Can We Make Emergency Response More Eco-Friendly? First Responders Learning to Green Operations Before Disaster Strikes
First responders have a list of priorities when they arrive at an emergency. First, they survey the scene and understand potential threats to their well-being or that of those who will come by later. From there, their priorities shift to stabilizing and removing victims from the scene. Dealing with the hazard itself comes next — anything from putting out a house fire to cleaning up hurricane damage. Sustainability is nowhere near the top of this priority list, and it shouldn’t be.
Rather, sustainability should be integrated into the emergency response system long before the emergency. An undersea diving rescue team shouldn’t be worrying about whether their flashlights have energy-efficient batteries or not: This is not one of their concerns in the case of an emergency. However, this is not an excuse to avoid adopting eco-friendly practices and materials into the emergency response field. As long as the tools necessary to perform these life-saving tasks work, there is no reason not to adopt them.
Here are a few examples of revisions that can be made to the current roster of emergency materials and protocol.
Water Sustainability for Natural Disasters
Natural disasters are a huge concern for any country, and the ability to provide shelter, food and water to those displaced or left homeless following the event is the top priority for emergency responders. In many cases, the specifications for the natural event leave responders scrambling to adapt to the needs of the people involved, and a ton of material and energy waste results. Facilities are out of order or lacking the proper resources, and there are prevalent shortages of food — and especially water.

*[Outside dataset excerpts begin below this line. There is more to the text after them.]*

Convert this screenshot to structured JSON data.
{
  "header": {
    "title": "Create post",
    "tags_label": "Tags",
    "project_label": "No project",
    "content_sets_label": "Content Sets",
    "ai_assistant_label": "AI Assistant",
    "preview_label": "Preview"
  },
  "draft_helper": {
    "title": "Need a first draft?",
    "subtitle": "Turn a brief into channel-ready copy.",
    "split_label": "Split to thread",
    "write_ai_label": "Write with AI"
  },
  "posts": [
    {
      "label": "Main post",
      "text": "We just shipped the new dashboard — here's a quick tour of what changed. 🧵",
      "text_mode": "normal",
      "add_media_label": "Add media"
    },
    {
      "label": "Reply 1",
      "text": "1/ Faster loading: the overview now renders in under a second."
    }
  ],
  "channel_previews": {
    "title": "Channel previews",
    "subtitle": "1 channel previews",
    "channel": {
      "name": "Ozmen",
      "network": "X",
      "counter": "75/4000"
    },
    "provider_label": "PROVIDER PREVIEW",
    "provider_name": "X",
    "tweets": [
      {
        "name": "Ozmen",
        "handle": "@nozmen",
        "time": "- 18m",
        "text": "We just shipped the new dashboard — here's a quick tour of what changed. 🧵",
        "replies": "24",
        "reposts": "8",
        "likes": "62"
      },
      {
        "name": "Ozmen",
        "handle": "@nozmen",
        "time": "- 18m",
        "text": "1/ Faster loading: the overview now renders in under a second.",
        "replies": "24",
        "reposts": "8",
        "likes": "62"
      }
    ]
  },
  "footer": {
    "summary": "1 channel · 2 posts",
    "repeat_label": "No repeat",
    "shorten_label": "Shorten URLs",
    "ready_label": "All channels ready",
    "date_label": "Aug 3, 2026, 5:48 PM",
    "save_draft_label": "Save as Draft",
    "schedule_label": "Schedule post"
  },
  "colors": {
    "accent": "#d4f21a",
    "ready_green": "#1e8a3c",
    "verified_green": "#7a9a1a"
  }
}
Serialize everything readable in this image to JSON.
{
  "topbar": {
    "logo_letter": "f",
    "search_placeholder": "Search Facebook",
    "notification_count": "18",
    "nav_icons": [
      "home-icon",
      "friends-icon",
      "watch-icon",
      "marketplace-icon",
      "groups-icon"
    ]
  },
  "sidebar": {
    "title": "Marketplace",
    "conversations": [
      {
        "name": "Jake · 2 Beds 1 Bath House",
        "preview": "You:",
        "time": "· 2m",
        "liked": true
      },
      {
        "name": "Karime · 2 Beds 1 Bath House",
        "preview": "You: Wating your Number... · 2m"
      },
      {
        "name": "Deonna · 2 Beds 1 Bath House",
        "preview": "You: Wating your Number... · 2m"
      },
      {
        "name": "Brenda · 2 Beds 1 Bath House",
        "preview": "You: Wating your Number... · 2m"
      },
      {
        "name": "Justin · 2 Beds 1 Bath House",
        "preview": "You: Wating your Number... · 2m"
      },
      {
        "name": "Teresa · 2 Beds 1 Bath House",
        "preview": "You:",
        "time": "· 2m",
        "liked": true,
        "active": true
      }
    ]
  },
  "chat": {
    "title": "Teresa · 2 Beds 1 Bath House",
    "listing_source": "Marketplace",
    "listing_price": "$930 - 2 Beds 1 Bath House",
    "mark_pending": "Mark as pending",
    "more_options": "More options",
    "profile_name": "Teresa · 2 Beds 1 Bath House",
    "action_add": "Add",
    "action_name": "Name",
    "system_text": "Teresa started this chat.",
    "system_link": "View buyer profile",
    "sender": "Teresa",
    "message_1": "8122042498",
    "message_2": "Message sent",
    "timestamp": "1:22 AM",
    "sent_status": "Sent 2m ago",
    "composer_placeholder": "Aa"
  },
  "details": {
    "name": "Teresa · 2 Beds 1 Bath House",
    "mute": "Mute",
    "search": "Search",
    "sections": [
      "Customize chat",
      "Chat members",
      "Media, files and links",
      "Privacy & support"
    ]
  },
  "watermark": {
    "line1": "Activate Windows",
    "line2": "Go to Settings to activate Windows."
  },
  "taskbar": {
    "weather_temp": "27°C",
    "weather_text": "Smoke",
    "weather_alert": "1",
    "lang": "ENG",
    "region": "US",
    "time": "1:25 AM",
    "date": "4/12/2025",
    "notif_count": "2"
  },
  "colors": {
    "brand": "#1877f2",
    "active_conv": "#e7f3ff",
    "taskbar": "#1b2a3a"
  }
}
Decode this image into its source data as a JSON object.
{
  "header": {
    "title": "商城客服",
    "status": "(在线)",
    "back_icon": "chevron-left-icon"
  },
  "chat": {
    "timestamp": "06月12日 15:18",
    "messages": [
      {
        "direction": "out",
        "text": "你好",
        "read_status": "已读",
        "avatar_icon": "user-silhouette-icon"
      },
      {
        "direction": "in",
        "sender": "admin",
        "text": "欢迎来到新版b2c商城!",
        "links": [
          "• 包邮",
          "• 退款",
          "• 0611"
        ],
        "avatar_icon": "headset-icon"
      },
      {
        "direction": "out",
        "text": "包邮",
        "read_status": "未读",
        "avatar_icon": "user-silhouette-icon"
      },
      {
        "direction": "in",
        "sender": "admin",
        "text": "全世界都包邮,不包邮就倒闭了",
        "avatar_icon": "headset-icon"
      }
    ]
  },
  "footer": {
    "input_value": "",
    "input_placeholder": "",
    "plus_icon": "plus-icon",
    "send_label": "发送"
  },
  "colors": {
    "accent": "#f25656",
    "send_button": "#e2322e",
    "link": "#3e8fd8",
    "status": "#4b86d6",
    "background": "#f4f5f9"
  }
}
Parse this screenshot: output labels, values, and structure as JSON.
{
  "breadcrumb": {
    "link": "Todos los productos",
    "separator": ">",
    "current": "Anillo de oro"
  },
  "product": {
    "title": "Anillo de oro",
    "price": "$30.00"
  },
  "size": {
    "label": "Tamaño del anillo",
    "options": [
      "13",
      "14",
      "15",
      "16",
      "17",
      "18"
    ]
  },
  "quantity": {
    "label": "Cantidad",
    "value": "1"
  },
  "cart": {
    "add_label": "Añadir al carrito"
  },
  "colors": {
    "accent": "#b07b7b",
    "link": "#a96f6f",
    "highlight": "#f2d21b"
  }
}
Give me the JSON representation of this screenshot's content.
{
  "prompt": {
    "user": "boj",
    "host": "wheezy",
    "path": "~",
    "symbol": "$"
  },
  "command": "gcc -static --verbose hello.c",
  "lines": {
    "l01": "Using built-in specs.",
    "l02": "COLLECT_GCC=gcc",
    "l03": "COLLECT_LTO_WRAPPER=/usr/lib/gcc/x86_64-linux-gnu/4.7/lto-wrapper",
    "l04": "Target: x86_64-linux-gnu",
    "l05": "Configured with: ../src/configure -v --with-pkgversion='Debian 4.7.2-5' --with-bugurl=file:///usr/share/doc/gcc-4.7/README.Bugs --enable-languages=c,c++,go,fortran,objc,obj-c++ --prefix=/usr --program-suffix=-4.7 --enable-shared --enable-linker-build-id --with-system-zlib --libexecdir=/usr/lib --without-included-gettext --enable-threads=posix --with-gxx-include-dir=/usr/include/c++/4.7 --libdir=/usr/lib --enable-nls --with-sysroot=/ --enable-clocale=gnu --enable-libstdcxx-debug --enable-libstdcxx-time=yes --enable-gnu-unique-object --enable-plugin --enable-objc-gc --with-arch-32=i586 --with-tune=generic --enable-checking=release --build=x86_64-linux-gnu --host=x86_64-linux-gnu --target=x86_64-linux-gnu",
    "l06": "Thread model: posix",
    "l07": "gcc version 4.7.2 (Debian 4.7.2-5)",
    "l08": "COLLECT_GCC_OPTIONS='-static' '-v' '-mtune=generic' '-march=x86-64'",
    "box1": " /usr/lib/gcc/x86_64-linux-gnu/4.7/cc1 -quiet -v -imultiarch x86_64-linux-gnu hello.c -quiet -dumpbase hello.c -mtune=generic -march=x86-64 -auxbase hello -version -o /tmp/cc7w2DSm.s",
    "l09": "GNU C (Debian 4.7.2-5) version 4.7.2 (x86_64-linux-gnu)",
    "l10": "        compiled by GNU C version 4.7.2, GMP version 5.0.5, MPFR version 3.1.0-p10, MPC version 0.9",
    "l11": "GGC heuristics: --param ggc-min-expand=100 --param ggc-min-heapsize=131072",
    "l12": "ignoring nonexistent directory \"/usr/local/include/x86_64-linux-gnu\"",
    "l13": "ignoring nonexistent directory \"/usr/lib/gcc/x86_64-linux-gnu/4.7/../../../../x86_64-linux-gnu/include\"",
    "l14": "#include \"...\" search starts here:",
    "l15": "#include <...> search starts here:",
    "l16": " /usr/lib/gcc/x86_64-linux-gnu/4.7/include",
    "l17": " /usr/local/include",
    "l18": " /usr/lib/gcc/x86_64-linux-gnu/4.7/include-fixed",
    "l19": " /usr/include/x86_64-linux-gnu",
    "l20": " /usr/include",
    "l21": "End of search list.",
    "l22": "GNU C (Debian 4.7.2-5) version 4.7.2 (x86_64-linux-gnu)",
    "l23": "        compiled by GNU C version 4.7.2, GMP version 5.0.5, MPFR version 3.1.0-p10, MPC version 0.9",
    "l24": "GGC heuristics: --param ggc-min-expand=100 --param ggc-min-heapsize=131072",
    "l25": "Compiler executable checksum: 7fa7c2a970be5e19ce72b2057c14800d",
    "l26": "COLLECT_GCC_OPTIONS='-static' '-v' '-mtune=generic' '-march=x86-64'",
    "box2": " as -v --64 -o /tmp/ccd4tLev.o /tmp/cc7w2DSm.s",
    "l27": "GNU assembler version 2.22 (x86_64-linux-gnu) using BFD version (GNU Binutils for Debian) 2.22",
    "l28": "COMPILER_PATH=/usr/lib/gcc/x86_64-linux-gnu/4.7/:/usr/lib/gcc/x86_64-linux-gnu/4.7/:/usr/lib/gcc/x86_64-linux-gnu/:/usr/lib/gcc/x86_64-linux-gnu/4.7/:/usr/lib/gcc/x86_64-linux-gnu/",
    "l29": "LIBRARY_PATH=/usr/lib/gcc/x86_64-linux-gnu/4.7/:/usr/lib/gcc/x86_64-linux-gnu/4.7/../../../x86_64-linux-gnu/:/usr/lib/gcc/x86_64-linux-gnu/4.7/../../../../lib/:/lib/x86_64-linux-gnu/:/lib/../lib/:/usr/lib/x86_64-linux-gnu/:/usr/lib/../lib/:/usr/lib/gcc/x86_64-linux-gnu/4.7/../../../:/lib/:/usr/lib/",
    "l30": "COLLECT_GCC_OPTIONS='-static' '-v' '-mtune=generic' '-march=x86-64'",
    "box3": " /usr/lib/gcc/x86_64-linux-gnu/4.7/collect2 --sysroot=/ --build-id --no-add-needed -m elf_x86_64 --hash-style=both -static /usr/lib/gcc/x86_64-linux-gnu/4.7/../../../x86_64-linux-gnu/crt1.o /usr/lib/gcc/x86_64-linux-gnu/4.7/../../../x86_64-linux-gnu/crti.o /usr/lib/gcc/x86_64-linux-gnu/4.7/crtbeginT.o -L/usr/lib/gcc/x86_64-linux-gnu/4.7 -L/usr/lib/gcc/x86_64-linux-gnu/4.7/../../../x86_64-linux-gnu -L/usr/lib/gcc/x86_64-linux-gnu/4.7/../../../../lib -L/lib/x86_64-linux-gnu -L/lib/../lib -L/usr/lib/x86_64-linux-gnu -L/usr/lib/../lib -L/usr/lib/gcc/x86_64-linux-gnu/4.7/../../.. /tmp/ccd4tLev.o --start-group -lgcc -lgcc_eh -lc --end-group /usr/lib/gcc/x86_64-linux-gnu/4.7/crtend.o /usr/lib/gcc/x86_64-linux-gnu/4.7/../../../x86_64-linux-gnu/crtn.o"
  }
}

During times of natural disaster, it is common for communities to lose their fresh water early on. Having a secondary, sustainable, repeatable and nonenergy-intensive method for collecting fresh water will save lives.
By focusing on finding sustainable sources of fresh water — using renewable and effective filtration systems, for instance — shortages in bottled and imported water can be widely negated. It is also important that communities employ professionals to run these systems before and during a disaster. In the state of emergency, a smooth-running system of water sustainability and eco-friendly practices go hand-in-hand with the welfare of those affected by the disaster.
Repurposing Waste Materials and Debris
Following the disaster or incident, there is a lot of waste — much of it unnecessary. Piles of broken homes and infrastructure are shipped away to landfills. In the case of large-scale disasters such as tornados, recycling efforts go as far as recycling appliances and other metal materials, but characteristically the rest are disposed of in a landfill. Efficiently removing the mess so rebuilding efforts can get underway is the priority, which makes sense.
However, finding ways to repurpose the debris can save material and building costs in the long term. In some cases, local artisans have gotten involved, finding ways to rebuild houses and furniture with the debris of the former buildings. Finding uses for the leftover material following a disaster can reduce the necessary cleanup, the funds needed to restore a town or city, and the tremendous material and energy waste involved.
Along with fresh water, electrical grids are some of the first things to go following a disaster. Restoring electricity to an area can take weeks or even months, and some form of temporary power is necessary for the meantime. For this, disaster relief organizations like FEMA usually use an array of portable generators. For those living in extreme-weather or disaster-prone areas, personal generators are also common.
Generators are typically powered by diesel and create electrical power by running an efficient motor and feeding off the energy produced. Relying on an external fossil fuel source is an inherent weakness in generators, and long-term use can produce greenhouse gases and lower air quality in an area. With continued use, spills and breakdown of generators often occur, resulting in further pollution of the surrounding area.
Revolutionizing our armada of portable and emergency-response generators would help minimize the impact of emergency response and disaster relief. Certain new models often have spill containment systems in place, and run more efficiently than the often-outdated models still used today. Creating undue pollution across an area already stricken with natural disaster will only create more problems and cleanup in the future.
As humans, we are incredibly adept at responding to difficult situations. Natural disasters that would have killed thousands of people a century ago are now scouted and prepared for days in advance. All across the world, people devote their time to rescuing and preserving lives, helping to ease suffering in terrible situations and providing the necessities of life to go on.
We are also capable of improvement. The emergency response apparatus has been widely overlooked by the sustainability movement, but improvements to several key features can help minimize the environmental impact of rescue and relief operations.